Columbus saw that by traveling westward he would reach the Indies. It is true that he did not see that there was another continent in the middle, but was his adventure worthwhile or not? I have come to bring fire to the earth, and what do I want but for it to burn already? said the Lord. Great epics originate in big dreams, not small ones.
It is true that dreams can come to nothing, or fail, but if we don't have them, we will never know.
Dubliners is an old movie, which I love and recommend. It is based on a story by James Joyce called The Dead. During a dinner party held on Epiphany Day 1904 in a stately home in Dublin, the evocative power of music, poetry and old stories told cause Greta to confide to her husband Gabriel the youthful love she felt for a young man, Michael Fury, who died of love, after spending the night planted outside Greta's window upon learning of her departure for Dublin.
It is safer and more comfortable not to have dreams. To languish in routine. But it is exciting to live every day when one has a big vision.
"It is better to pass into that other world impudently, in the full euphoria of a passion, than to fade and wither sadly with age," Gabriel reflects, contemplating Greta's lost look as she remembers Michael Fury.
It is safer and more comfortable not to have dreams. To languish in routine. But it is exciting to live every day when one has a big vision.
Someone said of vision that it is "an image of the future that produces passion in us". Steve Jobs himself said that "if you're working on something interesting, that you really care about, you don't need to be pushed, because the vision will drive you."
What is the vision behind my parish? Why and for what purpose do I do all that I do? Sometimes it seems that parishes are driven by a short-sighted vision, or even by no vision at all, simply by doing what has to be done and has always been done. Without a vision of the future that excites, one does not take risks, one does not undertake, one is not daring.
I love the story of St. Josemaría when, in the presence of three young people attending a retreat, he saw not just three but three thousand, three hundred thousand, three million... and I think it's similar to what happened to our Lord: ...They will come from east and west, from north and south, and will sit down at table in the Kingdom of God....
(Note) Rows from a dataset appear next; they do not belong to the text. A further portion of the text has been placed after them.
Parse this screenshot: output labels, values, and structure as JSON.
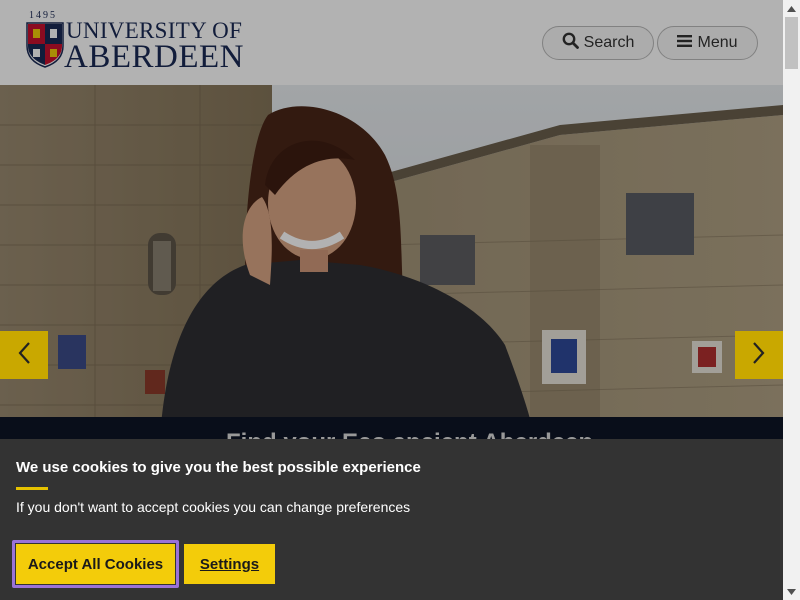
{
  "header": {
    "logo": {
      "year": "1495",
      "line1": "UNIVERSITY OF",
      "line2": "ABERDEEN"
    },
    "search_label": "Search",
    "menu_label": "Menu"
  },
  "hero": {
    "caption_partial": "Find your Eco ancient Aberdeen"
  },
  "cookie_banner": {
    "title": "We use cookies to give you the best possible experience",
    "description": "If you don't want to accept cookies you can change preferences",
    "accept_label": "Accept All Cookies",
    "settings_label": "Settings"
  },
  "colors": {
    "brand_navy": "#1b2a55",
    "accent_yellow": "#f3cc0a",
    "banner_bg": "#333333",
    "focus_ring": "#9a72d8"
  }
}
Dare to formulate a vision for your parish. The best thing to do is to ask God: what is your vision? And when you perceive what God's vision is, then make it your own. The first step, then, is to share that vision with others. What a great agenda for a pastoral council, isn't it? Instead of getting together for those boring and inconsequential meetings, get together to pray and dream, to grow in the vision, fill ourselves with the Holy Spirit and then go out, full of faith, boldness and enthusiasm, to fulfill our mission.